Candidates talk cannabis laws
They may disagree on most issues, but New Lynn candidates are largely in favour of medicinal marijuana.
Paulo Garcia of the National Party said he wanted more evidence to confirm if medicinal marijuana was better than other drugs currently available in the market.
‘‘At the moment, I understand that advanced cannabis-based products can sometimes be beneficial for the treatment of certain conditions.’’
For Labour’s Deborah Russell the solution was straightforward.
She wanted medical marijuana legalised as soon as possible to provide people with ‘‘the best options for pain relief’’.
But Russell said she was concerned about the effect recreational marijuana would have on young people.

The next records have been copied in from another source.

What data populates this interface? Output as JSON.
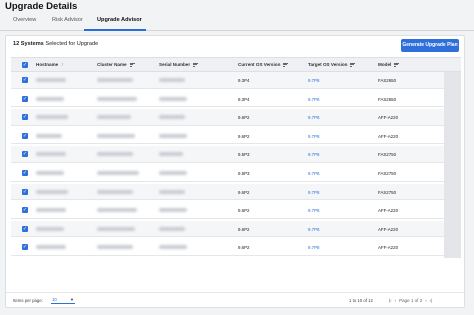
{
  "page": {
    "title": "Upgrade Details"
  },
  "tabs": [
    {
      "label": "Overview"
    },
    {
      "label": "Risk Advisor"
    },
    {
      "label": "Upgrade Advisor"
    }
  ],
  "card": {
    "selected_count": "12 Systems",
    "selected_suffix": " Selected for Upgrade",
    "generate_button": "Generate Upgrade Plan"
  },
  "table": {
    "columns": {
      "hostname": "Hostname",
      "cluster": "Cluster Name",
      "serial": "Serial Number",
      "current_os": "Current OS Version",
      "target_os": "Target OS Version",
      "model": "Model"
    },
    "rows": [
      {
        "current_os": "9.3P4",
        "target_os": "9.7P8",
        "model": "FAS2650"
      },
      {
        "current_os": "9.3P4",
        "target_os": "9.7P8",
        "model": "FAS2650"
      },
      {
        "current_os": "9.6P2",
        "target_os": "9.7P8",
        "model": "AFF-A220"
      },
      {
        "current_os": "9.6P2",
        "target_os": "9.7P8",
        "model": "AFF-A220"
      },
      {
        "current_os": "9.5P3",
        "target_os": "9.7P8",
        "model": "FAS2750"
      },
      {
        "current_os": "9.5P3",
        "target_os": "9.7P8",
        "model": "FAS2750"
      },
      {
        "current_os": "9.6P2",
        "target_os": "9.7P8",
        "model": "FAS2750"
      },
      {
        "current_os": "9.6P2",
        "target_os": "9.7P8",
        "model": "AFF-A220"
      },
      {
        "current_os": "9.6P2",
        "target_os": "9.7P8",
        "model": "AFF-A220"
      },
      {
        "current_os": "9.6P2",
        "target_os": "9.7P8",
        "model": "AFF-A220"
      }
    ]
  },
  "footer": {
    "items_per_page_label": "Items per page:",
    "items_per_page_value": "10",
    "range_text": "1 to 10 of 12",
    "page_text": "Page 1 of 2"
  },
  "colors": {
    "accent": "#2f6fdb"
  },
  "icons": {
    "sort": "arrow-up-icon",
    "filter": "filter-lines-icon",
    "checkbox": "checkbox-checked-icon"
  }
}
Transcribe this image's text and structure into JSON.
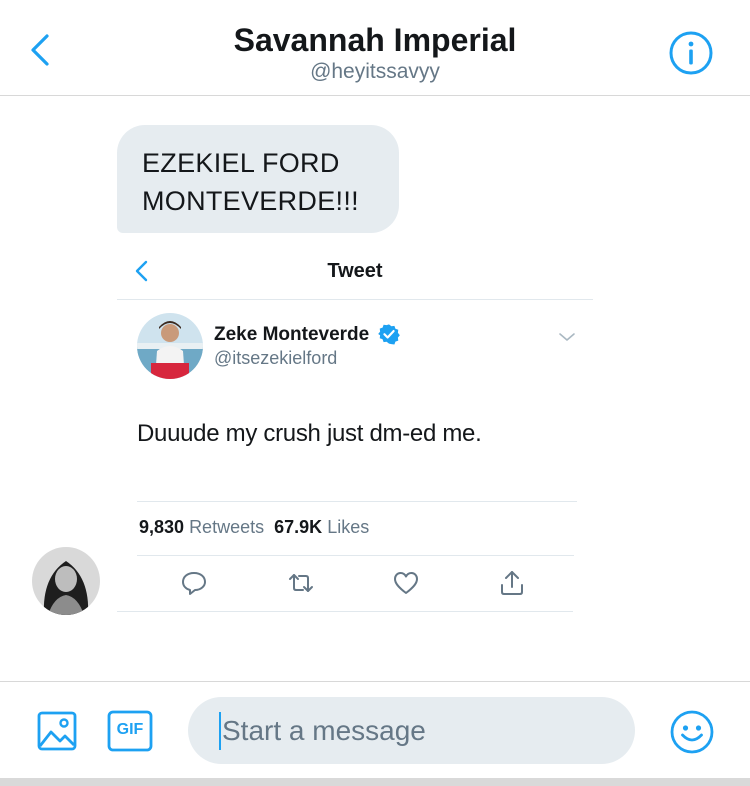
{
  "header": {
    "title": "Savannah Imperial",
    "handle": "@heyitssavyy",
    "back_icon": "chevron-left-icon",
    "info_icon": "info-icon"
  },
  "conversation": {
    "message_text": "EZEKIEL FORD\nMONTEVERDE!!!",
    "sender_avatar": "avatar"
  },
  "embedded_tweet": {
    "screen_title": "Tweet",
    "author_name": "Zeke Monteverde",
    "author_handle": "@itsezekielford",
    "verified": true,
    "text": "Duuude my crush just dm-ed me.",
    "retweets_count": "9,830",
    "retweets_label": "Retweets",
    "likes_count": "67.9K",
    "likes_label": "Likes",
    "actions": [
      "reply-icon",
      "retweet-icon",
      "like-icon",
      "share-icon"
    ]
  },
  "composer": {
    "placeholder": "Start a message",
    "value": "",
    "gif_label": "GIF",
    "image_icon": "image-icon",
    "emoji_icon": "emoji-icon"
  },
  "colors": {
    "accent": "#1da1f2",
    "bubble": "#e6ecf0",
    "secondary_text": "#657786"
  }
}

Leilani Tamu of the Green Party said those suffering from terminal illness or debilitating conditions should have access to affordable medicinal cannabis.
‘‘When in Government the Green Party will assess evidence from overseas jurisdictions with legal cannabis markets to determine the best model for New Zealand and will then make cannabis legal for personal use with appropriate safeguards in place, including a legal age limit.’’
For Karen Williams of the Maori Party, marijuana’s current legal status was costing taxpayers.
‘‘Criminalising the use of marijuana has had no benefit in reducing crime whatsoever and that is because it is not a criminal issue, it’s a health issue.’’
John Hubscher of United Future said he was in favour of looking at marijuana as a health issue instead of a criminal matter.
’’The money would be better spent on feeding and clothing our young people so they can go to school and improve their life potential.’’
Act’s Richard Wells said it was time to start viewing cannabis from a health perspective, but it was something the Government should avoid rushing into.
But otherwise-law abiding citizens sometimes found themselves in the criminal justice system thanks to the current laws.
Paulo Garcia said National had left the issue of medical marijuana to ‘‘the conscience of its members’’.